Open Ended Assignments

The kids in our writing club also gain a real sense of direction for their writing by completing the various open-ended assignments I set for them. Where do I get ideas for these assignments? From books on writing, from writing my own kids are doing on their own, from other writing clubs I know. The kids have done memory pieces, reflecting on an old favorite toy or piece of clothing. They've described a real person's personality by solely telling about where that person lives or works. They've remembered times when things didn't go as planned, written about how changes in weather affected or reflected a change in a character's outlook on life, and thought about times when they've learned something new or difficult. They've shared about funny dreams they've had, described people they've observed out in the larger world, and written about life from a pet's slant. They've imagined new twists on folktales told from another character's viewpoint, written spoof "application essays" for characters from well-known novels or stories, created letters to the editor for publications they've known or imagined, and more and more.

Such assignments keep the students thinking in fresh new ways about writing, giving them both guidelines and freedom.
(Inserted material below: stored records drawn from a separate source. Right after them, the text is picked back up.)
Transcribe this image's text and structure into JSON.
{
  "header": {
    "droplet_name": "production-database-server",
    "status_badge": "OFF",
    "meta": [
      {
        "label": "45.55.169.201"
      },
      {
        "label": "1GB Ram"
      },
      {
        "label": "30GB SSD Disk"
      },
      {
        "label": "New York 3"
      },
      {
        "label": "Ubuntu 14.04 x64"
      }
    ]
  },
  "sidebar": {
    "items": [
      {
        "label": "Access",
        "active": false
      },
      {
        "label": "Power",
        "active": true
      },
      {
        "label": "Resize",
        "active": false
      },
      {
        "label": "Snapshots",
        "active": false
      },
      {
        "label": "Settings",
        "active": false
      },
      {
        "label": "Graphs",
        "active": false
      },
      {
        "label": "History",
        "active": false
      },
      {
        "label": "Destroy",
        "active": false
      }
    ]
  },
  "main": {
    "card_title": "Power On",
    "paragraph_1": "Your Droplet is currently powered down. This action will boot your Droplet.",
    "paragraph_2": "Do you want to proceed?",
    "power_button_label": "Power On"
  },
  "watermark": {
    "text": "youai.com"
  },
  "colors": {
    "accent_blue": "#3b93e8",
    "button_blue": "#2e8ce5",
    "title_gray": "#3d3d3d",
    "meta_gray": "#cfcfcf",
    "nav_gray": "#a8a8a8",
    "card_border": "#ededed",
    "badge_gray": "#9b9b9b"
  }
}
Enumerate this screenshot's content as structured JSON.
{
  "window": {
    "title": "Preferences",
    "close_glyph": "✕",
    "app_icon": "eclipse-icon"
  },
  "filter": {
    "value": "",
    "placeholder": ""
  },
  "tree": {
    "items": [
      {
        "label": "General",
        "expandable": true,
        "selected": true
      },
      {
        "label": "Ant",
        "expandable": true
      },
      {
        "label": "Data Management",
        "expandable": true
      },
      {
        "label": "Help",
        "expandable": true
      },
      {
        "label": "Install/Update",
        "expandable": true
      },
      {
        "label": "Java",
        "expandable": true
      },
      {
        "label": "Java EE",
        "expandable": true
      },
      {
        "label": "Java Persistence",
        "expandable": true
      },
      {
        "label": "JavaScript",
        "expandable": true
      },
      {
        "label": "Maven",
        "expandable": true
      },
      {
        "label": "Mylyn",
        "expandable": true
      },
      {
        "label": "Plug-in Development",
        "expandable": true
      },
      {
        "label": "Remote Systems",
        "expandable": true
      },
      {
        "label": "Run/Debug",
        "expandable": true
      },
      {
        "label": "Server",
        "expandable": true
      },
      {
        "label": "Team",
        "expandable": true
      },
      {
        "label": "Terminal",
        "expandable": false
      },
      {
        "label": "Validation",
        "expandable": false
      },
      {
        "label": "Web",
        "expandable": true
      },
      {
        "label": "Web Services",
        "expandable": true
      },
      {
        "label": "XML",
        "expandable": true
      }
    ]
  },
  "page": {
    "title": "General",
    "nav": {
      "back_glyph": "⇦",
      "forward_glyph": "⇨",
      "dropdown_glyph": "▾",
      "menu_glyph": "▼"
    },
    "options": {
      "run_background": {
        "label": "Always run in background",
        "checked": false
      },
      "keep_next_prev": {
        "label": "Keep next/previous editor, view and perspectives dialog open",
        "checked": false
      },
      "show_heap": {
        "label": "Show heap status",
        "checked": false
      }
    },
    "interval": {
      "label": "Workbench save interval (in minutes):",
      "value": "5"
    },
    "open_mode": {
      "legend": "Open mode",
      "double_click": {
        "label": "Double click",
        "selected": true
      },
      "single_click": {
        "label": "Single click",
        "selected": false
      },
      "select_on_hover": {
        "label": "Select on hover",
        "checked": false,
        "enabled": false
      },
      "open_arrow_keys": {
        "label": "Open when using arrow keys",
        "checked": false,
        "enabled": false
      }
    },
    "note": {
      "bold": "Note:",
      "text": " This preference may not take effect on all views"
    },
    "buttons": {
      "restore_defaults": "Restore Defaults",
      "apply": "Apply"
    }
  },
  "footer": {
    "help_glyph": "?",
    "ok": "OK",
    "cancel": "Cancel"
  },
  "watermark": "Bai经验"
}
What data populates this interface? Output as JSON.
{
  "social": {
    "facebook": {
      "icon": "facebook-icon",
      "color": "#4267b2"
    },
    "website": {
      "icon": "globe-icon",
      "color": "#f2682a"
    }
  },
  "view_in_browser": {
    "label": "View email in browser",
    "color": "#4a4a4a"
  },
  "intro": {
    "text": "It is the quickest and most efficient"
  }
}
We are always happy when someone takes an assignment in a direction no one had anticipated, as when one student had a sweater tell the story of his not-very-responsible owner when kids were asked to write about a favorite old piece of clothing.

Sharing Examples

I often give the students short examples of other students' writings to illustrate an idea, sometimes found in my book Writing from Home, sometimes from publications such as Stone Soup or other magazines that publish student work, sometimes from family newsletters I receive, and sometimes from kids who've taken part in our writing club in earlier years. Assignments help the kids feel a full part of the group, as they've all tackled the same task, and they actually gain more appreciation for others work when they've grappled with the same idea.
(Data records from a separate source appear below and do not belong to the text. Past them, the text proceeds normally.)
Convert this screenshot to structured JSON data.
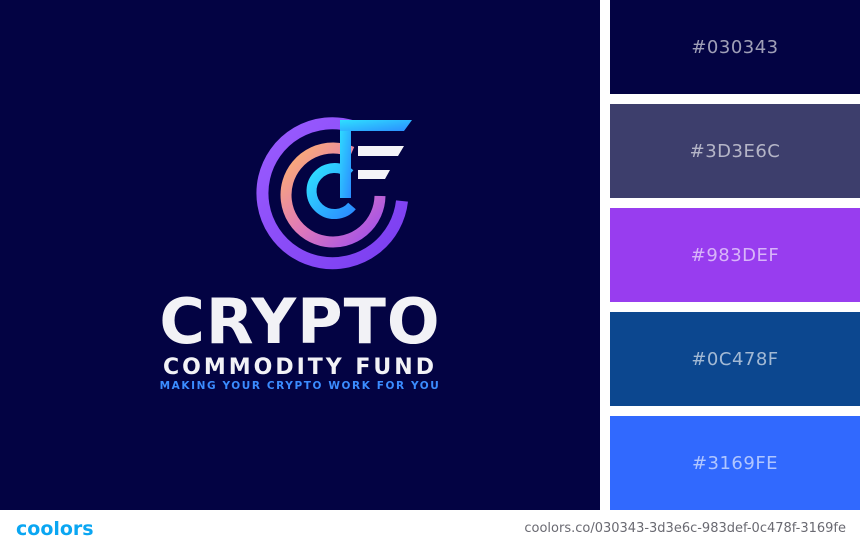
{
  "brand": {
    "title": "CRYPTO",
    "subtitle": "COMMODITY FUND",
    "tagline": "MAKING YOUR CRYPTO WORK FOR YOU"
  },
  "palette": [
    {
      "label": "#030343",
      "color": "#030343"
    },
    {
      "label": "#3D3E6C",
      "color": "#3D3E6C"
    },
    {
      "label": "#983DEF",
      "color": "#983DEF"
    },
    {
      "label": "#0C478F",
      "color": "#0C478F"
    },
    {
      "label": "#3169FE",
      "color": "#3169FE"
    }
  ],
  "footer": {
    "logo": "coolors",
    "url": "coolors.co/030343-3d3e6c-983def-0c478f-3169fe"
  }
}
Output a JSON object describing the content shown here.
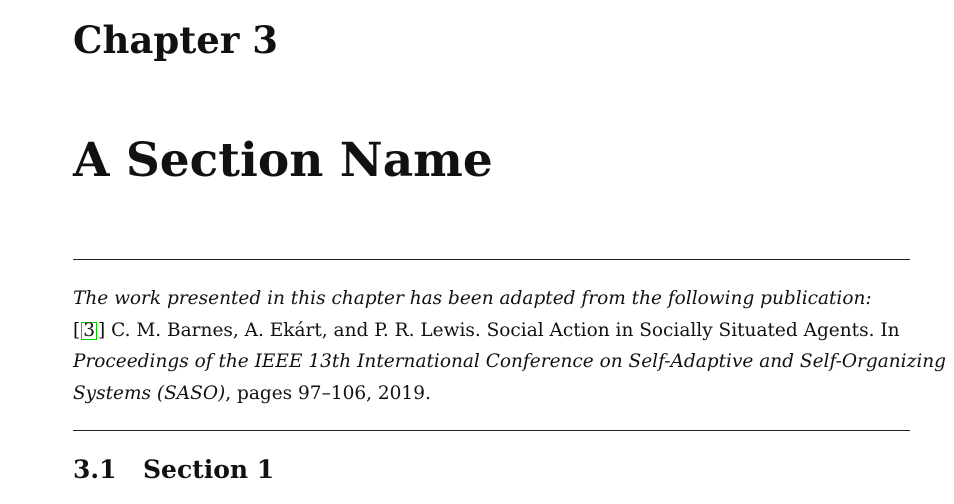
{
  "chapter": {
    "label": "Chapter 3",
    "title": "A Section Name"
  },
  "publication_note": {
    "intro": "The work presented in this chapter has been adapted from the following publication:",
    "citation_open": "[",
    "citation_number": "3",
    "citation_close": "]",
    "authors_and_title": " C. M. Barnes, A. Ekárt, and P. R. Lewis. Social Action in Socially Situated Agents. In",
    "venue_line1": "Proceedings of the IEEE 13th International Conference on Self-Adaptive and Self-Organizing",
    "venue_line2": "Systems (SASO)",
    "pages_year": ", pages 97–106, 2019."
  },
  "section": {
    "number": "3.1",
    "title": "Section 1"
  },
  "colors": {
    "text": "#111111",
    "citation_link_border": "#00d000"
  }
}
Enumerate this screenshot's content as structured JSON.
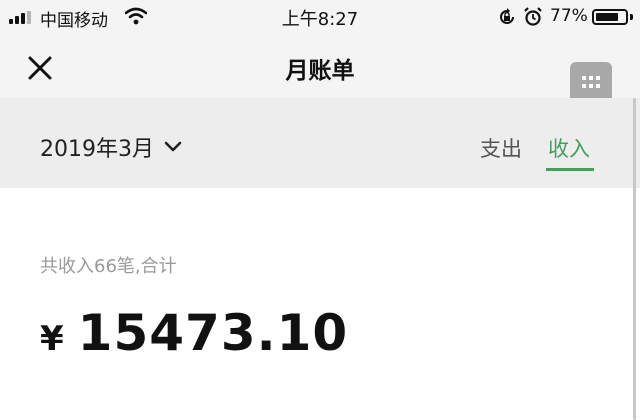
{
  "status_bar": {
    "carrier": "中国移动",
    "time": "上午8:27",
    "battery_percent": "77%",
    "battery_level": 0.77,
    "signal_bars_filled": 3,
    "signal_bars_total": 4
  },
  "nav": {
    "title": "月账单",
    "close_icon": "close-icon",
    "menu_icon": "grid-menu-icon"
  },
  "filter": {
    "month": "2019年3月",
    "tabs": [
      {
        "label": "支出",
        "active": false
      },
      {
        "label": "收入",
        "active": true
      }
    ],
    "accent_color": "#43a05c"
  },
  "summary": {
    "caption": "共收入66笔,合计",
    "currency": "¥",
    "amount": "15473.10"
  }
}
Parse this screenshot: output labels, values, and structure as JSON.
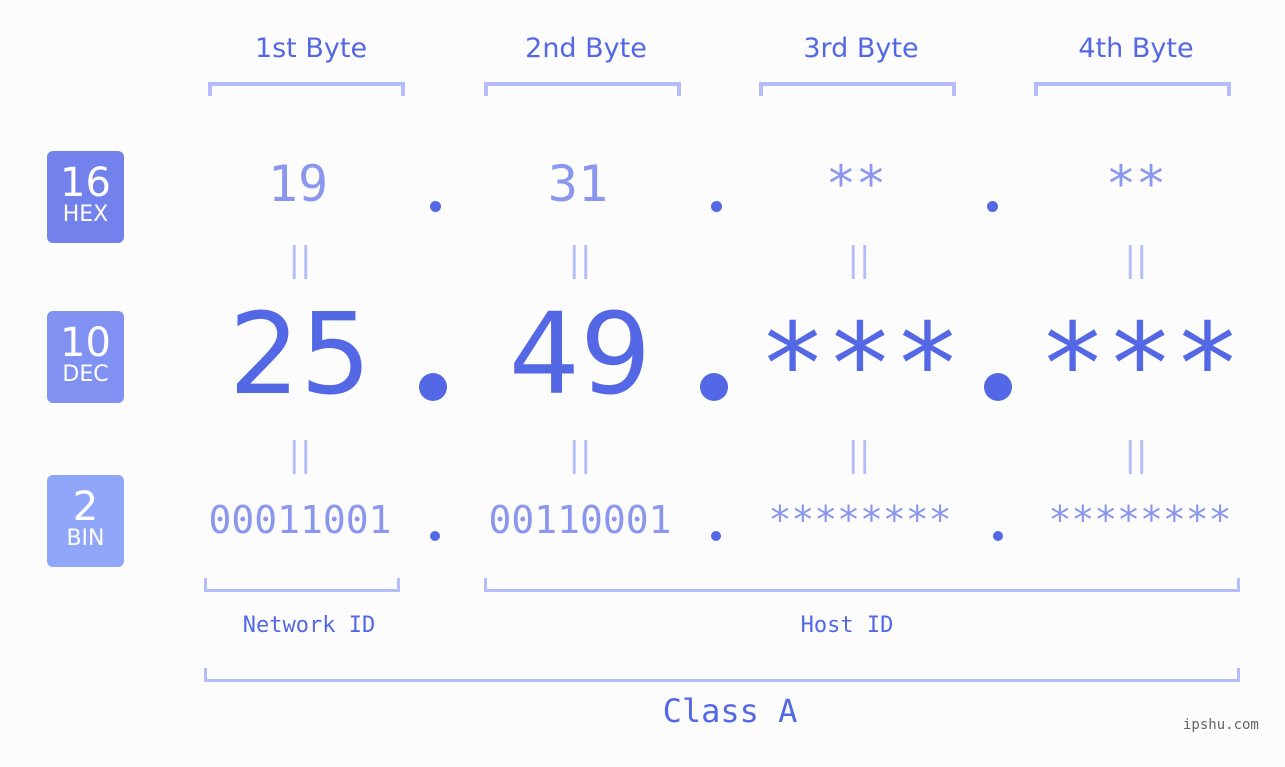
{
  "byte_headers": [
    "1st Byte",
    "2nd Byte",
    "3rd Byte",
    "4th Byte"
  ],
  "badges": {
    "hex": {
      "num": "16",
      "label": "HEX",
      "color": "#7381ec"
    },
    "dec": {
      "num": "10",
      "label": "DEC",
      "color": "#8191f1"
    },
    "bin": {
      "num": "2",
      "label": "BIN",
      "color": "#8fa6f9"
    }
  },
  "hex_values": [
    "19",
    "31",
    "**",
    "**"
  ],
  "dec_values": [
    "25",
    "49",
    "***",
    "***"
  ],
  "bin_values": [
    "00011001",
    "00110001",
    "********",
    "********"
  ],
  "equals_sign": "||",
  "network_label": "Network ID",
  "host_label": "Host ID",
  "class_label": "Class A",
  "watermark": "ipshu.com"
}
I read all of these assignment pieces aloud, as I feel that kids deserve having their stories read sometimes by someone who will put real expression and liveliness into it - as well as reading loudly and clearly enough so that everyone can hear well. There's nothing worse than a wonderful piece read in a too-quiet voice or a monotone.
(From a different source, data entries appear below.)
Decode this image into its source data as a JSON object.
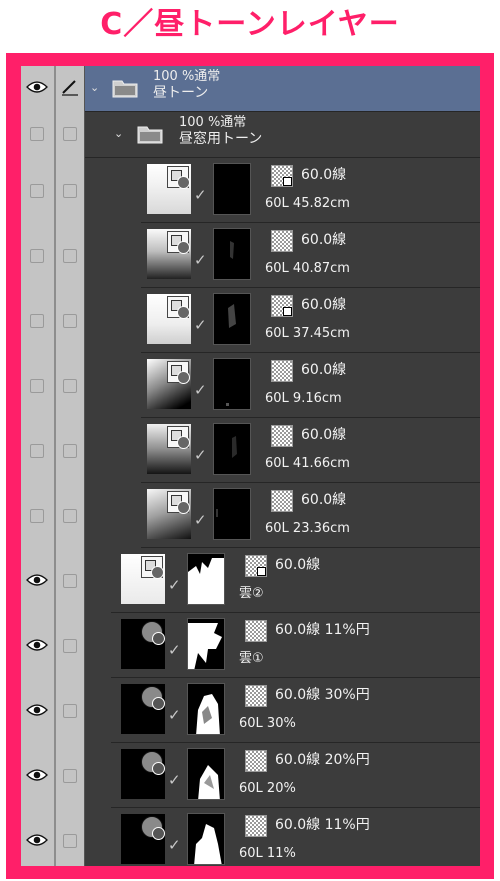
{
  "heading": "C／昼トーンレイヤー",
  "folders": [
    {
      "mode": "100 %通常",
      "name": "昼トーン",
      "selected": true
    },
    {
      "mode": "100 %通常",
      "name": "昼窓用トーン",
      "selected": false
    }
  ],
  "layers": [
    {
      "tone": "60.0線",
      "name": "60L 45.82cm"
    },
    {
      "tone": "60.0線",
      "name": "60L 40.87cm"
    },
    {
      "tone": "60.0線",
      "name": "60L 37.45cm"
    },
    {
      "tone": "60.0線",
      "name": "60L 9.16cm"
    },
    {
      "tone": "60.0線",
      "name": "60L 41.66cm"
    },
    {
      "tone": "60.0線",
      "name": "60L 23.36cm"
    },
    {
      "tone": "60.0線",
      "name": "雲②"
    },
    {
      "tone": "60.0線 11%円",
      "name": "雲①"
    },
    {
      "tone": "60.0線 30%円",
      "name": "60L 30%"
    },
    {
      "tone": "60.0線 20%円",
      "name": "60L 20%"
    },
    {
      "tone": "60.0線 11%円",
      "name": "60L 11%"
    }
  ],
  "colors": {
    "accent": "#ff1f69",
    "panel": "#3c3c3c",
    "selected": "#5b6f93",
    "column": "#c4c4c4"
  },
  "icons": [
    "eye-icon",
    "pen-icon",
    "folder-icon",
    "chevron-down-icon",
    "tone-icon",
    "check-icon"
  ]
}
After a 10-minute break for those snacks, we gather around the tables again, this time to hear everyone read their free-choice piece of writing, something they've written on their own at home. This encourages kids to realize that real writers need to think up their own ideas and find their own formats and ways of presenting them to others. And after hearing me read aloud, even the little kids get the idea that they are expected to read with bounce and spirit.

Just Bring Something

I let kids know that if they somehow don't have time to write something on their own, they are to bring something they've written a while back. One long-time participant recently brought a whole stack of her journals and diaries from when she was a little girl up through her senior year at home, and she then wrote a reflective personal essay sharing how her diary writing had grown and changed over time, sharing funny and touching excerpts from her early entries. This presentation encouraged my daughter Hannah to rededicate herself to her own journal writing, and she now keeps the light on late into the night jotting down her thoughts and observations on each day. Kids really do inspire one another.

I hope your own home will soon be full of expectant young writers, ready to share with one another and learn from one another. By starting a homeschool writing club you'll probably be doing your own children a greater favor than if you bought any new writing curriculum - or a new red pen for correcting their work. You'll help motivate your kids through creating a vibrant audience for their work, giving them new reasons for writing, and motivating them to do their best. May your home soon resound with the laughter and appreciation and excitement that a homeschooling writing club can create.